Submitted to: Biomed Central (BMC) Genomics
Publication Type: Peer Reviewed Journal
Publication Acceptance Date: 10/4/2015
Publication Date: 10/19/2015
Citation: Cheng, H.H., Perumbakkam, S., Black Pyrkosz, A.A., Dunn, J.R., Muir, W.M. 2015. Fine mapping of QTL and genomic prediction using allele-specific expression SNPs demonstrates that the complex trait of genetic resistance to Marek’s disease is predominantly determined by transcriptional regulation. Biomed Central (BMC) Genomics. DOI: 10.1186/s12864-015-2016-0.

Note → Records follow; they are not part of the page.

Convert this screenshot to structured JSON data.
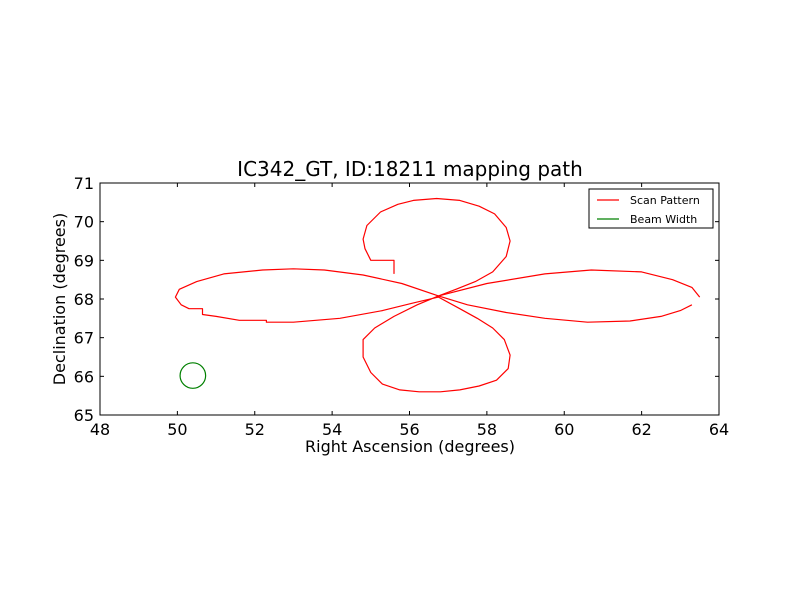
{
  "chart_data": {
    "type": "line",
    "title": "IC342_GT, ID:18211 mapping path",
    "xlabel": "Right Ascension (degrees)",
    "ylabel": "Declination (degrees)",
    "xlim": [
      48,
      64
    ],
    "ylim": [
      65,
      71
    ],
    "xticks": [
      "48",
      "50",
      "52",
      "54",
      "56",
      "58",
      "60",
      "62",
      "64"
    ],
    "yticks": [
      "65",
      "66",
      "67",
      "68",
      "69",
      "70",
      "71"
    ],
    "grid": false,
    "legend_position": "top-right",
    "colors": {
      "scan": "#ff0000",
      "beam": "#008000",
      "axes": "#000000",
      "background": "#ffffff"
    },
    "series": [
      {
        "name": "Scan Pattern",
        "color": "#ff0000",
        "points": [
          [
            55.6,
            68.65
          ],
          [
            55.6,
            69.0
          ],
          [
            55.0,
            69.0
          ],
          [
            54.85,
            69.3
          ],
          [
            54.8,
            69.55
          ],
          [
            54.9,
            69.9
          ],
          [
            55.25,
            70.25
          ],
          [
            55.7,
            70.45
          ],
          [
            56.1,
            70.55
          ],
          [
            56.7,
            70.6
          ],
          [
            57.3,
            70.55
          ],
          [
            57.8,
            70.4
          ],
          [
            58.2,
            70.2
          ],
          [
            58.5,
            69.85
          ],
          [
            58.6,
            69.5
          ],
          [
            58.5,
            69.1
          ],
          [
            58.15,
            68.7
          ],
          [
            57.7,
            68.45
          ],
          [
            57.2,
            68.25
          ],
          [
            56.75,
            68.08
          ],
          [
            56.2,
            67.85
          ],
          [
            55.6,
            67.55
          ],
          [
            55.1,
            67.25
          ],
          [
            54.8,
            66.95
          ],
          [
            54.8,
            66.5
          ],
          [
            55.0,
            66.1
          ],
          [
            55.3,
            65.8
          ],
          [
            55.75,
            65.65
          ],
          [
            56.25,
            65.6
          ],
          [
            56.8,
            65.6
          ],
          [
            57.3,
            65.65
          ],
          [
            57.8,
            65.75
          ],
          [
            58.25,
            65.9
          ],
          [
            58.55,
            66.2
          ],
          [
            58.6,
            66.55
          ],
          [
            58.45,
            66.95
          ],
          [
            58.15,
            67.25
          ],
          [
            57.75,
            67.5
          ],
          [
            57.3,
            67.75
          ],
          [
            56.75,
            68.05
          ],
          [
            56.1,
            67.9
          ],
          [
            55.3,
            67.7
          ],
          [
            54.2,
            67.5
          ],
          [
            53.0,
            67.4
          ],
          [
            52.3,
            67.4
          ],
          [
            52.3,
            67.45
          ],
          [
            51.6,
            67.45
          ],
          [
            51.0,
            67.55
          ],
          [
            50.65,
            67.6
          ],
          [
            50.65,
            67.75
          ],
          [
            50.3,
            67.75
          ],
          [
            50.1,
            67.85
          ],
          [
            49.95,
            68.05
          ],
          [
            50.05,
            68.25
          ],
          [
            50.5,
            68.45
          ],
          [
            51.2,
            68.65
          ],
          [
            52.2,
            68.75
          ],
          [
            53.0,
            68.78
          ],
          [
            53.8,
            68.75
          ],
          [
            54.8,
            68.62
          ],
          [
            55.8,
            68.4
          ],
          [
            56.75,
            68.08
          ],
          [
            57.5,
            67.85
          ],
          [
            58.5,
            67.65
          ],
          [
            59.5,
            67.5
          ],
          [
            60.6,
            67.4
          ],
          [
            61.7,
            67.43
          ],
          [
            62.5,
            67.55
          ],
          [
            63.0,
            67.7
          ],
          [
            63.3,
            67.85
          ]
        ]
      },
      {
        "name": "Beam Width",
        "color": "#008000",
        "shape": "circle",
        "center": [
          50.4,
          66.02
        ],
        "radius_deg": 0.33
      }
    ],
    "extra_segment": [
      [
        56.75,
        68.08
      ],
      [
        58.0,
        68.4
      ],
      [
        59.5,
        68.65
      ],
      [
        60.7,
        68.75
      ],
      [
        62.0,
        68.7
      ],
      [
        62.8,
        68.5
      ],
      [
        63.3,
        68.3
      ],
      [
        63.5,
        68.05
      ]
    ]
  }
}
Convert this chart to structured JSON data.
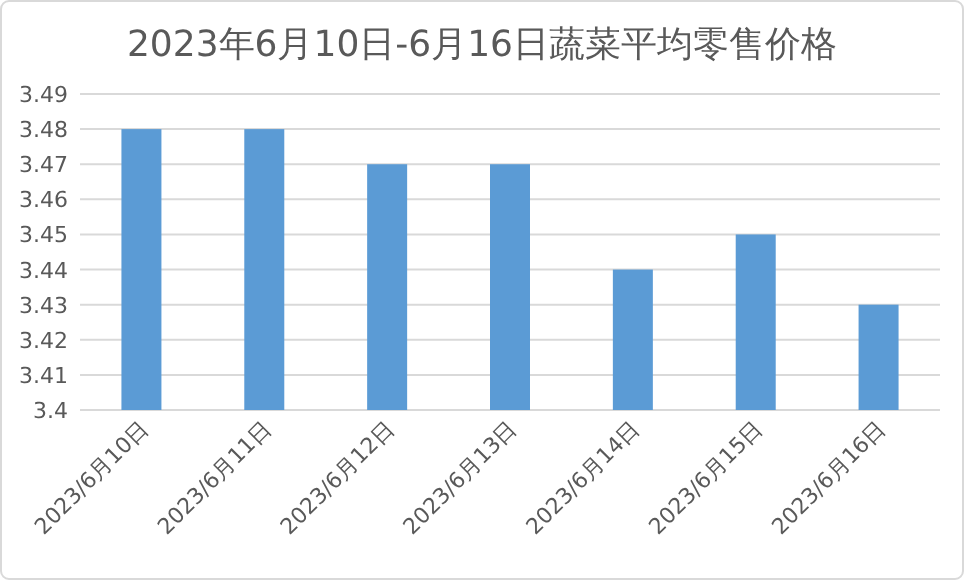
{
  "chart_data": {
    "type": "bar",
    "title": "2023年6月10日-6月16日蔬菜平均零售价格",
    "categories": [
      "2023/6月10日",
      "2023/6月11日",
      "2023/6月12日",
      "2023/6月13日",
      "2023/6月14日",
      "2023/6月15日",
      "2023/6月16日"
    ],
    "values": [
      3.48,
      3.48,
      3.47,
      3.47,
      3.44,
      3.45,
      3.43
    ],
    "color": "#5b9bd5",
    "ylim": [
      3.4,
      3.49
    ],
    "yticks": [
      3.4,
      3.41,
      3.42,
      3.43,
      3.44,
      3.45,
      3.46,
      3.47,
      3.48,
      3.49
    ],
    "grid": "y"
  }
}
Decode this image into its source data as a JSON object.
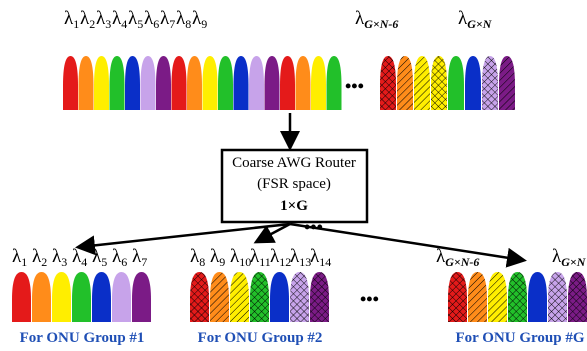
{
  "top_labels": [
    {
      "symbol": "λ",
      "sub": "1"
    },
    {
      "symbol": "λ",
      "sub": "2"
    },
    {
      "symbol": "λ",
      "sub": "3"
    },
    {
      "symbol": "λ",
      "sub": "4"
    },
    {
      "symbol": "λ",
      "sub": "5"
    },
    {
      "symbol": "λ",
      "sub": "6"
    },
    {
      "symbol": "λ",
      "sub": "7"
    },
    {
      "symbol": "λ",
      "sub": "8"
    },
    {
      "symbol": "λ",
      "sub": "9"
    },
    {
      "symbol": "λ",
      "sub": "G×N-6"
    },
    {
      "symbol": "λ",
      "sub": "G×N"
    }
  ],
  "router": {
    "line1": "Coarse AWG Router",
    "line2": "(FSR space)",
    "line3": "1×G"
  },
  "ellipses": [
    "•••",
    "•••",
    "•••"
  ],
  "groups": [
    {
      "labels": [
        {
          "symbol": "λ",
          "sub": "1"
        },
        {
          "symbol": "λ",
          "sub": "2"
        },
        {
          "symbol": "λ",
          "sub": "3"
        },
        {
          "symbol": "λ",
          "sub": "4"
        },
        {
          "symbol": "λ",
          "sub": "5"
        },
        {
          "symbol": "λ",
          "sub": "6"
        },
        {
          "symbol": "λ",
          "sub": "7"
        }
      ],
      "caption": "For ONU Group #1"
    },
    {
      "labels": [
        {
          "symbol": "λ",
          "sub": "8"
        },
        {
          "symbol": "λ",
          "sub": "9"
        },
        {
          "symbol": "λ",
          "sub": "10"
        },
        {
          "symbol": "λ",
          "sub": "11"
        },
        {
          "symbol": "λ",
          "sub": "12"
        },
        {
          "symbol": "λ",
          "sub": "13"
        },
        {
          "symbol": "λ",
          "sub": "14"
        }
      ],
      "caption": "For ONU Group #2"
    },
    {
      "labels": [
        {
          "symbol": "λ",
          "sub": "G×N-6"
        },
        {
          "symbol": "λ",
          "sub": "G×N"
        }
      ],
      "caption": "For ONU Group #G"
    }
  ]
}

Interpretive Summary: Improving genetic resistance is a desirable and sustainable control measure for Marek’s disease (MD), a T cell lymphoma of chickens caused by the highly oncogenic Marek’s disease virus (MDV). In this submission, we demonstrate that differences in MD genetic resistance are due to variation in transcriptional regulation, and not due to changes in protein amino acid composition. This insight allows scientists to identify virtually all the thousands of genes that account for differences in this complex trait, and use this resulting information to select superior birds based on DNA markers. This methodology should be applicable for all other infectious diseases and potentially all complex traits, which will all for the precise prediction and generation of elite birds with superior agronomic traits.

Technical Abstract: The hypothesis that polymorphisms associated with transcriptional regulation are critical for viral disease resistance was tested by selecting birds using SNPs exhibiting allele-specific expression (ASE) in response to viral challenge. Analysis indicates ASE markers account for 83% of the disease resistance variation and following one generation of direct bidirectional selection on ASE markers, the progeny exhibited >20% difference in disease incidence. This approach represents a paradigm shift in QTL fine-mapping.